Литературная Газета 6297 (№ 42 2010) | страница 29
Это, конечно, изумило, и я в статье: «Не помню… забыл» пытался найти причину этого забвения.
Ведь нам представляется, что созданное художником всегда неразрывно с ним: всю жизнь, может быть, даже больше, чем всю жизнь. Поэт, например, спрашивает:
«Ужели Рафаэль, на том очнувшись свете,
Сикстинскую Мадонну позабыл?
Ужели там Шекспир не помнит о Гамлете,
И Моцарт реквием свой разлюбил?»3
А здесь?
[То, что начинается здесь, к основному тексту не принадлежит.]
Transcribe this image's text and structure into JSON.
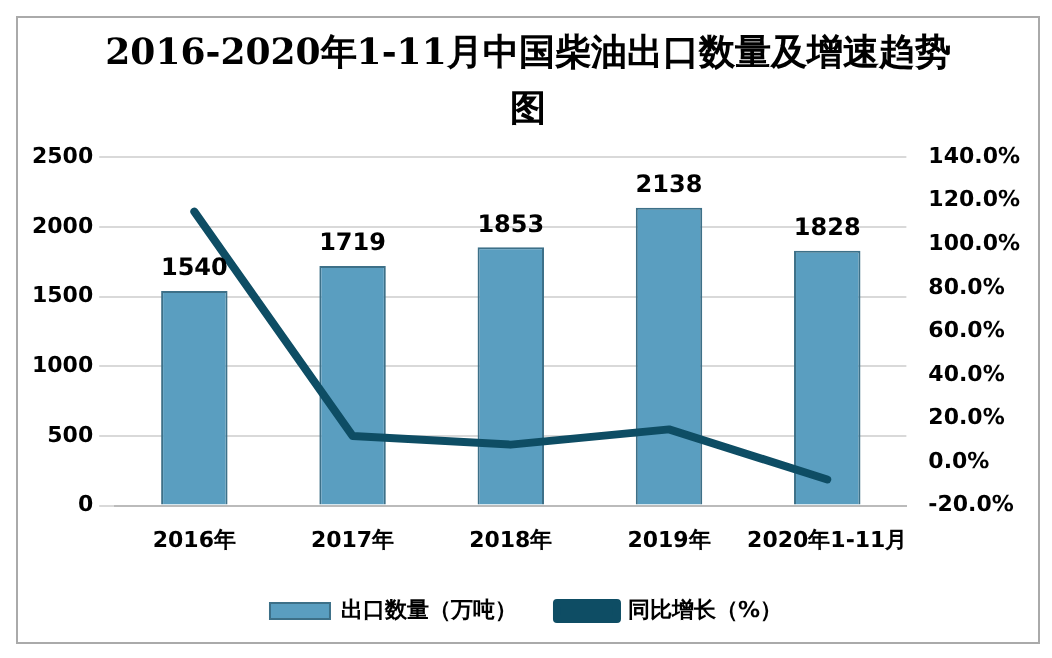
{
  "chart_data": {
    "type": "bar",
    "title": "2016-2020年1-11月中国柴油出口数量及增速趋势图",
    "categories": [
      "2016年",
      "2017年",
      "2018年",
      "2019年",
      "2020年1-11月"
    ],
    "series": [
      {
        "name": "出口数量（万吨）",
        "color": "#5a9ec0",
        "values": [
          1540,
          1719,
          1853,
          2138,
          1828
        ]
      },
      {
        "name": "同比增长（%）",
        "type": "line",
        "axis": "y2",
        "color": "#0e4d64",
        "values": [
          115,
          12,
          8,
          15,
          -8
        ]
      }
    ],
    "ylim": [
      0,
      2500
    ],
    "yticks": [
      0,
      500,
      1000,
      1500,
      2000,
      2500
    ],
    "y2lim": [
      -20,
      140
    ],
    "y2ticks": [
      {
        "value": -20,
        "label": "-20.0%"
      },
      {
        "value": 0,
        "label": "0.0%"
      },
      {
        "value": 20,
        "label": "20.0%"
      },
      {
        "value": 40,
        "label": "40.0%"
      },
      {
        "value": 60,
        "label": "60.0%"
      },
      {
        "value": 80,
        "label": "80.0%"
      },
      {
        "value": 100,
        "label": "100.0%"
      },
      {
        "value": 120,
        "label": "120.0%"
      },
      {
        "value": 140,
        "label": "140.0%"
      }
    ],
    "value_labels": [
      "1540",
      "1719",
      "1853",
      "2138",
      "1828"
    ],
    "grid": "y",
    "legend": "bottom",
    "marker": "none",
    "line_style": "solid"
  }
}
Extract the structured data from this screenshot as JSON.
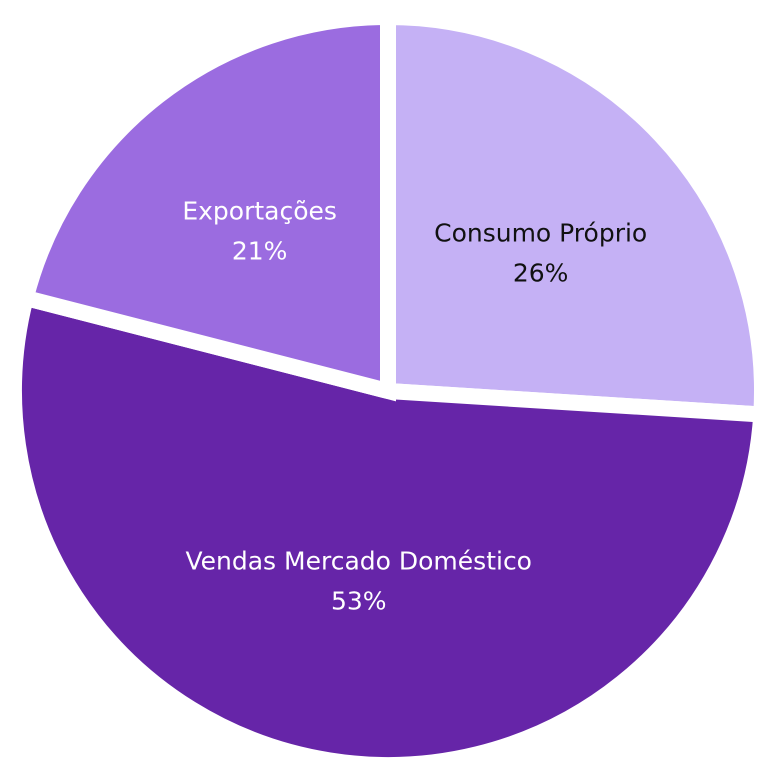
{
  "chart_data": {
    "type": "pie",
    "title": "",
    "slices": [
      {
        "label": "Consumo Próprio",
        "value": 26,
        "value_label": "26%",
        "color": "#c5b1f5",
        "text_color": "#111111"
      },
      {
        "label": "Vendas Mercado Doméstico",
        "value": 53,
        "value_label": "53%",
        "color": "#6625a8",
        "text_color": "#ffffff"
      },
      {
        "label": "Exportações",
        "value": 21,
        "value_label": "21%",
        "color": "#9b6ce0",
        "text_color": "#ffffff"
      }
    ],
    "start_angle_deg": 0,
    "direction": "clockwise",
    "legend": "none",
    "background": "#ffffff"
  }
}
Отбрасывая, одно за другим, неискренность такого признания, старческую потерю памяти и другие причины, приводя доказательства неправильности таких предположений, я остановился на той великой сосредоточенности, с какою Толстой, отдавшись определённому циклу стремлений и идей, отодвинул от себя весь тот мир, в котором мы живём; сделал его несуществующим для себя.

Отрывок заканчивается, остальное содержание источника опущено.